Key Finding
Botulinum toxin type A combined with acupuncture showed the highest efficacy for improving facial disability index (SUCRA=0.90) in post-stroke central facial paralysis patients.
Researchers analyzed 22 studies involving 1,888 stroke patients to compare different acupuncture methods for treating facial paralysis that occurs after a stroke. Central facial paralysis is a common complication that affects one side of the face, making it difficult to smile, close the eye, or control facial movements, significantly impacting quality of life.
The study compared eight different acupuncture approaches, including traditional acupuncture, scalp acupuncture, fire needling, and various combination treatments. Researchers evaluated both objective improvement rates and patients' own assessments of facial function using standardized scales.
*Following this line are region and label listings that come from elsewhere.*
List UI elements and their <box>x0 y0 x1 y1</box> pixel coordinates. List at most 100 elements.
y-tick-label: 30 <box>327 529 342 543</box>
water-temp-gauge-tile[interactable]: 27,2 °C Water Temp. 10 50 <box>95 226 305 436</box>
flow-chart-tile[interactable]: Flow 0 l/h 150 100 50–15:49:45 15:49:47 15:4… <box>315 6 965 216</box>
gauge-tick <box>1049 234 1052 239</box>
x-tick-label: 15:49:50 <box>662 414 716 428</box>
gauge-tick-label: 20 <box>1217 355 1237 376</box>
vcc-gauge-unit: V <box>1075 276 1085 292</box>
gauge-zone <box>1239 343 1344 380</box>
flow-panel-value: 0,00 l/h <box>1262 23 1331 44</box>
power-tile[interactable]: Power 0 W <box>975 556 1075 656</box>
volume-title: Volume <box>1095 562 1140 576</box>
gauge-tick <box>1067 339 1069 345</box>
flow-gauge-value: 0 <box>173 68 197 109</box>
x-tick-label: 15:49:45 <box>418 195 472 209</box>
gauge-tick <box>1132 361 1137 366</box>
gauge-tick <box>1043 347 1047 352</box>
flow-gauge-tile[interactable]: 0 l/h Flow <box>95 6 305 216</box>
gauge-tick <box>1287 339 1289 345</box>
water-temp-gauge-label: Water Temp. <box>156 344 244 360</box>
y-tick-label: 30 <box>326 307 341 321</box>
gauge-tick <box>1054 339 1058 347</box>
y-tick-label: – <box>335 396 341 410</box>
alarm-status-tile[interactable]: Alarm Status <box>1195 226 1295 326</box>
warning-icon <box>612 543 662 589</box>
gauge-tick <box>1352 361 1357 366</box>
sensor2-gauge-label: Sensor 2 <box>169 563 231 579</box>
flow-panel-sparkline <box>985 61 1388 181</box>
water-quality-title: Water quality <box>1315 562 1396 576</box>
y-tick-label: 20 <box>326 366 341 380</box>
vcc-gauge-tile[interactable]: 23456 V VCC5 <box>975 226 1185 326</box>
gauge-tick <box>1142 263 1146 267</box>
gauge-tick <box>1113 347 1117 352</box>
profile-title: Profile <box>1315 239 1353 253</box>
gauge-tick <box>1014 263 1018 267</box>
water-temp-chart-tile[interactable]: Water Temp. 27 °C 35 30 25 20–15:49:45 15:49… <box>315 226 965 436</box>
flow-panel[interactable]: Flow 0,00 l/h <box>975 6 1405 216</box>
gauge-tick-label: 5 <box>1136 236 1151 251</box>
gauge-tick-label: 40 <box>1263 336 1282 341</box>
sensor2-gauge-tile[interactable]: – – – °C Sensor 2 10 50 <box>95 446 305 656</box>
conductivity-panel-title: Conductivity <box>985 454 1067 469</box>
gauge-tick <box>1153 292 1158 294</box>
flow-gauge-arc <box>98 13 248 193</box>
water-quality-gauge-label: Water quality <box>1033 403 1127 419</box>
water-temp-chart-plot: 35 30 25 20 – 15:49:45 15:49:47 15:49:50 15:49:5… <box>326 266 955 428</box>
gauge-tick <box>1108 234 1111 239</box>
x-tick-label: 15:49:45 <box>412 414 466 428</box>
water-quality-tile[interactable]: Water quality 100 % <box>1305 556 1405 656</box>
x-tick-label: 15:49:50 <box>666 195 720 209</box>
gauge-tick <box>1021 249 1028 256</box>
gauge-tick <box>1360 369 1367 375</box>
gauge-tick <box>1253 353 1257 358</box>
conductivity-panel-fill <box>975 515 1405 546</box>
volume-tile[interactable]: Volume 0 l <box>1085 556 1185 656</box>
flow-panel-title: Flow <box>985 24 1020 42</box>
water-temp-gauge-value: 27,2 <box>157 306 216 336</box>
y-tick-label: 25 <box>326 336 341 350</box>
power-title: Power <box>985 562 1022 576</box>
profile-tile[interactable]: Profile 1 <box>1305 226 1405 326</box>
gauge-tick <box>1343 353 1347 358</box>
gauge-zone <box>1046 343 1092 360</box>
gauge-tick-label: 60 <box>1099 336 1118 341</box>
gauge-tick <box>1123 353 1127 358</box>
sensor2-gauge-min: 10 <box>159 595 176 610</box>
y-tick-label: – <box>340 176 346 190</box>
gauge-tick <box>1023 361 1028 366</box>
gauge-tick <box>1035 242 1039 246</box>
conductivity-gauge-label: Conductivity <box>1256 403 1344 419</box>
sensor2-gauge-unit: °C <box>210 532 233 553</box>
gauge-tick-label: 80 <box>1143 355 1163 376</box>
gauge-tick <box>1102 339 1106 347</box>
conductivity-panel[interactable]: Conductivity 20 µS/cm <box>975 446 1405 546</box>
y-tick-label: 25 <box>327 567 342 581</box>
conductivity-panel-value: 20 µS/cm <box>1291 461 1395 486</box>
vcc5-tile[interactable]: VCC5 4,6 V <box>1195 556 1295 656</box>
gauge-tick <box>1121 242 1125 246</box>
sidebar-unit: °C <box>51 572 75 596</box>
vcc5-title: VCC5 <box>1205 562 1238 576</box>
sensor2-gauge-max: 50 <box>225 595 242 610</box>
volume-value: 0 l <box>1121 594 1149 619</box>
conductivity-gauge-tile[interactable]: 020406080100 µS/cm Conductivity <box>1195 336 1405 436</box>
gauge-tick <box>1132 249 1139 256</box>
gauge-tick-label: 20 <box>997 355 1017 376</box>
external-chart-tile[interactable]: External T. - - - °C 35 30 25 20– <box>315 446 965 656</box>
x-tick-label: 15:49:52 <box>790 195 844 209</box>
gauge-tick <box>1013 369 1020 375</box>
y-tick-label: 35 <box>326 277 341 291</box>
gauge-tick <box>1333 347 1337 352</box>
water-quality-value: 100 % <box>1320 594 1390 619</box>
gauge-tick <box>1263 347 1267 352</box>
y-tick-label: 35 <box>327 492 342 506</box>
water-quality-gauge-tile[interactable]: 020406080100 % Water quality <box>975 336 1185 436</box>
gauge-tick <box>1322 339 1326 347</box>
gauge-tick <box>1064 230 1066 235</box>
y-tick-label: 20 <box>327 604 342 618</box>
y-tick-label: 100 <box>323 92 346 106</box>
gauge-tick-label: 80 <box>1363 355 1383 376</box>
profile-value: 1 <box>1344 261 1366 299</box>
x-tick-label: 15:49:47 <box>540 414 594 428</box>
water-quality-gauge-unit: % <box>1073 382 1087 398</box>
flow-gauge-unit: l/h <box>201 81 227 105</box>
Key findings showed that different acupuncture methods offered distinct advantages. When combined with conventional medical treatment or traditional Chinese medicine, acupuncture showed the strongest results for overall improvement. Fire needle therapy and scalp acupuncture performed particularly well using traditional Chinese medicine assessment criteria. For improving patients' day-to-day facial function and quality of life, combining botulinum toxin (Botox) with acupuncture showed the most promising results.
The most commonly used acupuncture points across successful treatments included Hegu (on the hand), Dicang (near the mouth), and Jiache (along the jaw). The analysis found low variation between studies and approximately 70% of the evidence was considered moderate to high quality, lending credibility to the findings.
This research supports acupuncture as a safe and cost-effective complementary treatment option for post-stroke facial paralysis. The study suggests that acupuncture therapy can be tailored to individual patient needs, with different techniques offering specific benefits. If you're considering acupuncture for post-stroke facial paralysis, consult with a licensed acupuncturist experienced in treating neurological conditions.
This network meta-analysis of 22 RCTs (n=1,888) compared eight acupuncture interventions for post-stroke central facial paralysis using total effective rate (TER) and facial disability index (FDI) as primary outcomes. Analysis was stratified by assessment criteria (House-Brackmann vs. TCM standards).
Using HB criteria (9 studies), acupuncture combined with conventional treatment ranked highest (SUCRA=0.84), followed by acupuncture with TCM (SUCRA=0.73) and penetrating needling with moxibustion (SUCRA=0.68). Under TCM criteria (10 studies), fire needle (SUCRA=0.82), acupuncture with TCM (SUCRA=0.79), and scalp acupuncture (SUCRA=0.78) showed superior efficacy.
For FDI improvement (15 studies), botulinum toxin A combined with acupuncture demonstrated optimal results (SUCRA=0.90), followed by cupping with acupuncture (SUCRA=0.81). Core point selection centered on Hegu, Dicang, and Jiache. Approximately 70% of evidence quality was moderate or higher. Low heterogeneity and no publication bias were detected.
Clinical takeaway: Acupuncture modality selection should be individualized based on assessment criteria and treatment goals, with combination approaches showing enhanced efficacy over monotherapy.